Vaesen and Katzav start by outlining the problems with the current system of competitive grant peer review:
[There is a] common complaint that grant peer review bears excessive costs [1–2], appears to be unreliable [1,3] and is subject to all sorts of biases, including, among others, biases relating to gender, affiliation, age and ethnicity [1,4–6].
These complaints have led some to suggest abolishing grant proposals and giving money to researchers for them to spend as they wish, but Vaesen and Katzav say that a common criticism of this proposal is that it would lead to the dilution of resources, such that no researcher would have enough money.
This ‘dilution’ fear is misplaced, according to the authors, who calculated the amount that would be available per researcher, assuming that the current total funding was divided among the curret numbers of academic scientists, for the Netherlands, USA and UK:
According to our results, researchers could, on average, maintain current PhD student and Postdoc employment levels, and still have at their disposal a moderate (the U.K.) to considerable (the Netherlands, U.S.) budget for travel and equipment. This suggests that the worry that egalitarian sharing leads to unacceptable dilution of resources is unjustified. Indeed, our results strongly suggest that there is room for far more egalitarian distribution of funds than happens in the highly competitive funding schemes so prevalent today.
Good news? Maybe, but I can see some issues here.
First off, Vaesen and Katzav’s argument seems a little circular. It seems obvious that if we assume that the amount of funding and the number of recipients both remain the same, the mean amount of funding per person won’t change. So if funded scientists currently have enough money, they’d continue to have enough money if we redistributed the money between them.
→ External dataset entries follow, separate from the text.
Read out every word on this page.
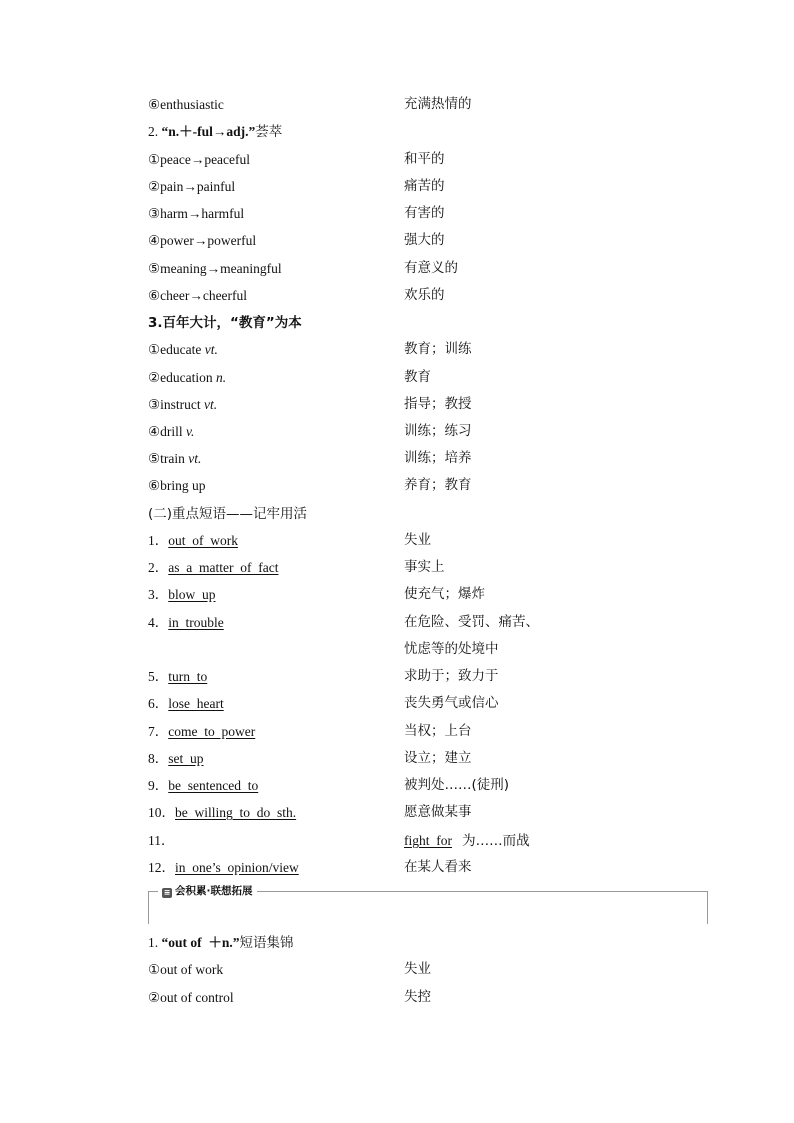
⑥enthusiastic	充满热情的
2. “n.＋-ful→adj.”荟萃
①peace→peaceful	和平的
②pain→painful	痛苦的
③harm→harmful	有害的
④power→powerful	强大的
⑤meaning→meaningful	有意义的
⑥cheer→cheerful	欢乐的
3.百年大计，“教育”为本
①educate vt.	教育；训练
②education n.	教育
③instruct vt.	指导；教授
④drill v.	训练；练习
⑤train vt.	训练；培养
⑥bring up	养育；教育
(二)重点短语——记牢用活
1．out  of  work	失业
2．as  a  matter  of  fact	事实上
3．blow  up	使充气；爆炸
4．in  trouble	在危险、受罚、痛苦、
忧虑等的处境中
5．turn  to	求助于；致力于
6．lose  heart	丧失勇气或信心
7．come  to  power	当权；上台
8．set  up	设立；建立
9．be  sentenced  to	被判处……(徒刑)
10．be  willing  to  do  sth.	愿意做某事
11．	fight  for 为……而战
12．in  one’s  opinion/view	在某人看来
≡ 会积累·联想拓展
1. “out of  ＋n.”短语集锦
①out of work	失业
②out of control	失控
Indeed, the median funding would inevitably increase.
A deeper problem is this: an egalitarian distribution wouldn’t eliminate competition. Currently, the number of research-active scientists is limited by the competitive grant process. Under the egalitarian proposal, the number of scientists would still be limited by the competitive process of getting a ‘personal fund’. This process would itself be a “highly competitive funding scheme.”
If anything, an egalitarian system might be even more cut-throat-competitive than the current regime, because it would be all-or-nothing: everyone would be competing for the same prize, and there would be no consolation prizes (small grants). You’d either win the right to be a scientist, or you’d be out of science (or at best, a subordinate.)
Vaesen and Katzav suggest that personal funds could be allocated in an automatic way, based on ‘track record’, without the need for peer review:
[Funding] could be based not on evaluations of proposals, but on (largely automated) evaluations of an applicant’s research track record (as suggested by [11–12]). Although past achievement is not known to be a reliable proxy of future success, assessing scientists on what they do anyway looks like the solution that would cause the least damage.
This might indeed be cheaper, and it would be fairer in the sense that it would eliminate peer reviewers’ subjective judgments, but it would also create a strong risk that whatever metrics were used to assess a track record (citation counts, say) would be ‘gamed.’ Then again, these metrics are already gamed, and grant proposals are often little more than nice-sounding works of fiction, so perhaps the situation wouldn’t be any worse than the current one.
Overall, I do think that ‘funding people, not projects‘ would in many ways be a good idea, but not because it would eliminate competition or increase fairness. I think it would be good because it would democratize research, making each (funded) researcher master of their own destiny and free to innovate, and favoring grass-roots collaborations over top-down “mega-grants.”